Diagnostics companies are forging ahead with a fix. On 28 June, California-based Millennium Laboratories started marketing a test to physicians that analyzes variations in genes encoding enzymes associated with the metabolism of drugs commonly prescribed to people suffering from pain, anxiety, depression or insomnia. The month before, AssureRx Health rolled out GeneSightRx ADHD, which measures variations in three genes linked with response to medications routinely used to treat attention deficit hyperactivity disorder. It is the second product from the Ohio company, which began selling the GeneSightRx Psychotropic test in 2010.

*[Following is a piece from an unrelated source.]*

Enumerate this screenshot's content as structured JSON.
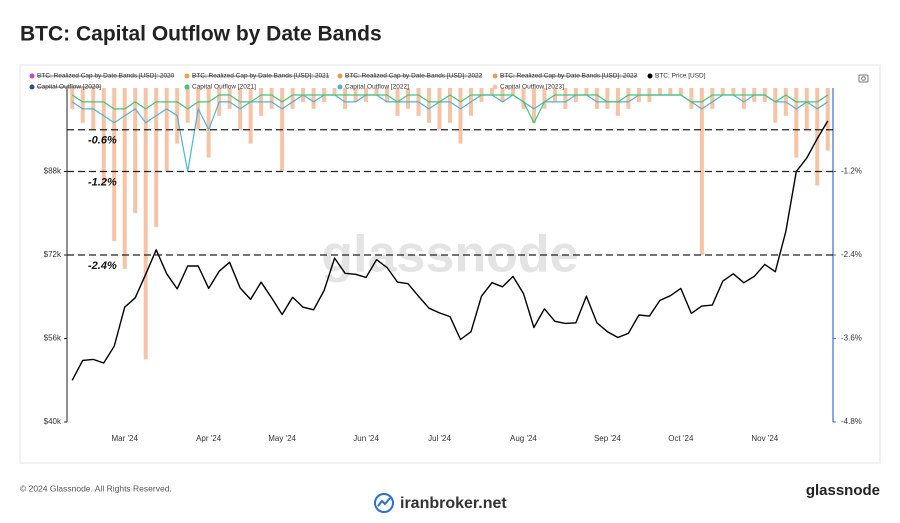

According to AssureRx's president and chief executive James Burns, both GeneSightRx tests “are easy; they're actionable and they're immediately applicable in a clinical setting.”

Predictive guidance

Many psychiatrists welcome these new tests—some to guide drug choice, but the majority for dosing decisions. “I think we know a lot more about trying to prevent side effects than good drug response,” says David Mrazek of the Mayo Clinic in Rochester, Minnesota, who wrote the 2010 textbook Psychiatric Pharmacogenomics and sits on AssureRx's scientific advisory board. “Although it would be great to tell patients that this drug will work for them, we're not there yet.”

Given the preliminary state of the science, Roy Perlis, director of the Psychiatry Center for Experimental Drugs and Diagnostics at the Massachusetts General Hospital in Boston, thinks the tests should only be rolled out for a subset of mental health patients. “It would absolutely be a mistake at this point to get these tests in everyone,” Perlis says. “My suspicion is that these kinds of tests may be more useful for patients who have failed multiple treatments and not gotten better than they are for all comers.”

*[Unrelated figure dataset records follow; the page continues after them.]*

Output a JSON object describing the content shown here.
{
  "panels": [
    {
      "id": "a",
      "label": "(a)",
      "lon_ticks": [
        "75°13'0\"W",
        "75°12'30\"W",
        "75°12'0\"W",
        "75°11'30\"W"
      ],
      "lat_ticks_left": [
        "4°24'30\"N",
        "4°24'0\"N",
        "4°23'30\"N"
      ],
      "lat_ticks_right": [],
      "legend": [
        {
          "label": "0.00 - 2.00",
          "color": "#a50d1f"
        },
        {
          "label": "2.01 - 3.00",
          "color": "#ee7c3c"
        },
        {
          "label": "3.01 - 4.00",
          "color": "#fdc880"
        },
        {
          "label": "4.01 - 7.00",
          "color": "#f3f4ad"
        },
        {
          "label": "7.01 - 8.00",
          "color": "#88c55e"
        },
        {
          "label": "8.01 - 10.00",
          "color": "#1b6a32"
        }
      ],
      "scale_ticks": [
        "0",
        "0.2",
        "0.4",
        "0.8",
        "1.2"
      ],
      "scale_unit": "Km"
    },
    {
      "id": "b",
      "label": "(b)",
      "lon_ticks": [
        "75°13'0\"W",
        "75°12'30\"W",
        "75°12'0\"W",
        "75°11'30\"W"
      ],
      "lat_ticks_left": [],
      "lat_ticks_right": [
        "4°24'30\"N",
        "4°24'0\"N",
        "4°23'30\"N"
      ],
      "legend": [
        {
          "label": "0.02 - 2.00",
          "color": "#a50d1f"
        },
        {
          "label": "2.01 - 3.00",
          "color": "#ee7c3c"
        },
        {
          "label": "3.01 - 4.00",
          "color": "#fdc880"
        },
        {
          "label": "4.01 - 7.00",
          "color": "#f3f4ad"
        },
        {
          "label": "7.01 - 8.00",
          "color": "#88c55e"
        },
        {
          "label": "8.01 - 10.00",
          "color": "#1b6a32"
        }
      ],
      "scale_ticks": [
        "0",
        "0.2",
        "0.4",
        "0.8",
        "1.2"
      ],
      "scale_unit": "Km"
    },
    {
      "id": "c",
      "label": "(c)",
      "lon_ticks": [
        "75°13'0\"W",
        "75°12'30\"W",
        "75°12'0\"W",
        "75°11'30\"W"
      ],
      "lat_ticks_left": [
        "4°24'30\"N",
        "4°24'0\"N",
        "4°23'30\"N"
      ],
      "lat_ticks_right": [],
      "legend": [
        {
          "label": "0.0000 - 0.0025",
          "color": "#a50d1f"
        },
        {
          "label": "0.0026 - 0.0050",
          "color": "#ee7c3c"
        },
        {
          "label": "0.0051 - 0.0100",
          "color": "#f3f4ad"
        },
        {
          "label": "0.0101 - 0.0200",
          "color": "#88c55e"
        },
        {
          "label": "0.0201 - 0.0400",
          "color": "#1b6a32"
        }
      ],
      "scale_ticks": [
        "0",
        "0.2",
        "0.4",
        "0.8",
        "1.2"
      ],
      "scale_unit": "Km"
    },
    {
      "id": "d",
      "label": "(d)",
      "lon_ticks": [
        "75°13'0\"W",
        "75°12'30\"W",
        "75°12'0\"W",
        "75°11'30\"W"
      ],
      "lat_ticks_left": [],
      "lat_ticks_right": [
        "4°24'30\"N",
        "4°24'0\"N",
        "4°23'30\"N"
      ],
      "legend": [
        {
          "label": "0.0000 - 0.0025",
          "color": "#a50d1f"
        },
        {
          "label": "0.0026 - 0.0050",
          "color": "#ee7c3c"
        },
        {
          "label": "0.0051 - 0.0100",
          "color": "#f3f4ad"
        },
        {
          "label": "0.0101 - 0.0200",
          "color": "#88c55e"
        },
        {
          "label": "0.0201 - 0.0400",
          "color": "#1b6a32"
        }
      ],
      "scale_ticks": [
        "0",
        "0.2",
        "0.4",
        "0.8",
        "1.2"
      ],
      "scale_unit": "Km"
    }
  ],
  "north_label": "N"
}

That remains a hypothesis at this point, but it's a testable one—and most companies in the field are now actively engaged in clinical research to assess how best to market their products. Last year, for example, AssureRx, together with scientists at the New Jersey–based Medco Research Institute, launched a 2,000-person study to examine whether drug adherence rates are higher and medical claims less frequent for people who receive the GeneSightRx Psychotropic test, all of whom must have recently switched or added antidepressant and antipsychotic drugs, compared to matched controls from Medco's databases.

Genomind, the Pennsylvania-based startup behind a ten-gene psychiatric pharmacogenetic test called Genecept, which has been commercially available for about a year now, is similarly sponsoring a handful of both open-label and blinded studies to assess the company's assay in people with tough-to-treat depression. “We take the science very seriously,” says Nancy Grden, general manager of Genomind, which counts both Perlis and Malhotra on its scientific advisory board. “We know [the test] is not the be-all and end-all, but it's certainly better than the trial and error that's going on today, and we think it is important to have as much data as possible to share for the whole discipline.”

The issue of cost also remains unresolved at this point. In one of the only published models to date, Perlis and his colleagues estimated the sticker price of using pharmacogenomic testing to decide between two classes of antidepressants relative to the next best strategy of simply prescribing one type of drug first and then switching sequentially if treatments don't work. Assuming a test costs $500, which is in the right ballpark for most of today's products, Perlis's team calculated that, for a 40-year-old with major depression, each quality-adjusted life year gained because of pharmacogenomic testing would cost close to $100,000, which is on the border of what economists say is a cost-effective measure (Neuropsychopharmacology 34, 2227–2236, 2009).

“There are a lot of questions about the use of genetic testing in psychiatry,” notes Furmaga. “But this is the direction that the research has to take if [psychiatric pharmacogenetic testing] is going to be a legitimate technology with credibility.”